Roman, Tel Aviv’de yaşanan tuhaf bir haneye tecavüz vakasının inanılmaz hikâyesi ve Brod’dan sekreteri Esther Hoffe’ye, Hoffe’den de kızlarına kalan Kafka mirasının kime ait olduğu, bu mirasın nerede kimler tarafından korunması gerektiğine dair bir tartışmayla son bulur.
“Bu adam 1924’te ölmedi. Şahidim çünkü onu tanıyorum. Onunla beraberdim. Auschwitz’de birlikte aynı marangozhanede çalıştık.”

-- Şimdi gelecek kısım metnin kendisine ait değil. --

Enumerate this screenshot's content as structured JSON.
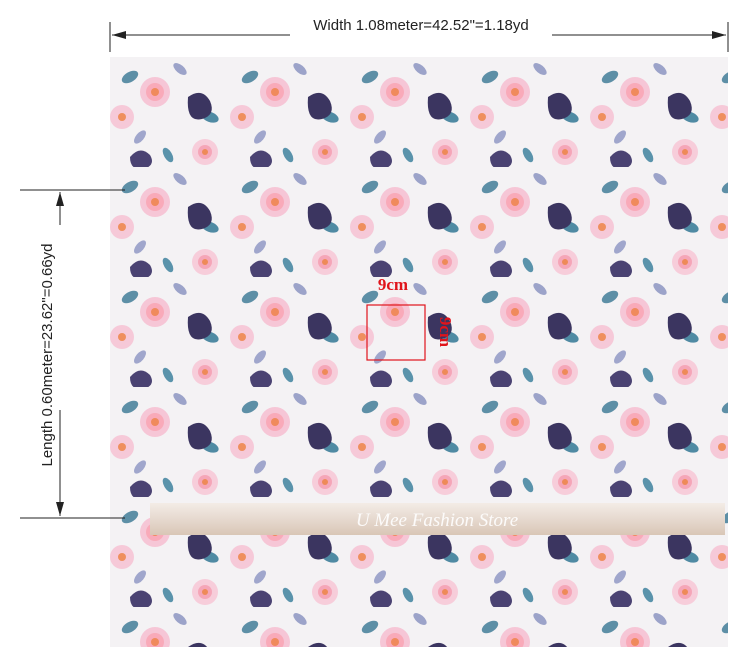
{
  "dimensions": {
    "width": "Width 1.08meter=42.52\"=1.18yd",
    "length": "Length 0.60meter=23.62\"=0.66yd"
  },
  "swatch": {
    "width_label": "9cm",
    "height_label": "9cm"
  },
  "watermark": "U Mee Fashion Store"
}
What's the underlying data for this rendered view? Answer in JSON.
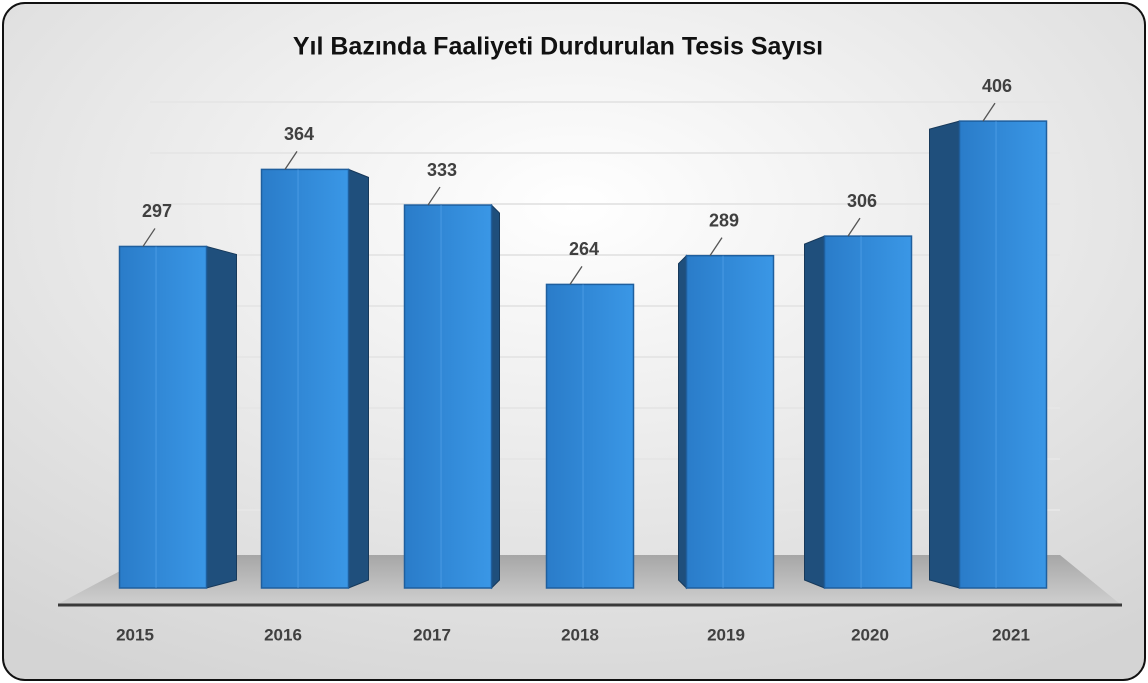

Bir coğrafyaya ait olmanın, yurtsuzluğun, belki de daha doğrusu yurtsuzluk “hissinin”, tek tek bireyler, halklar, hatta edebi eserler üzerinde bile ne gibi etkileri olabileceğine dair genel bir izleği de olan Kafka’nın Kedileri, okuru hayal etmeye ve düşünmeye çağıran kışkırtıcı bir anlatı…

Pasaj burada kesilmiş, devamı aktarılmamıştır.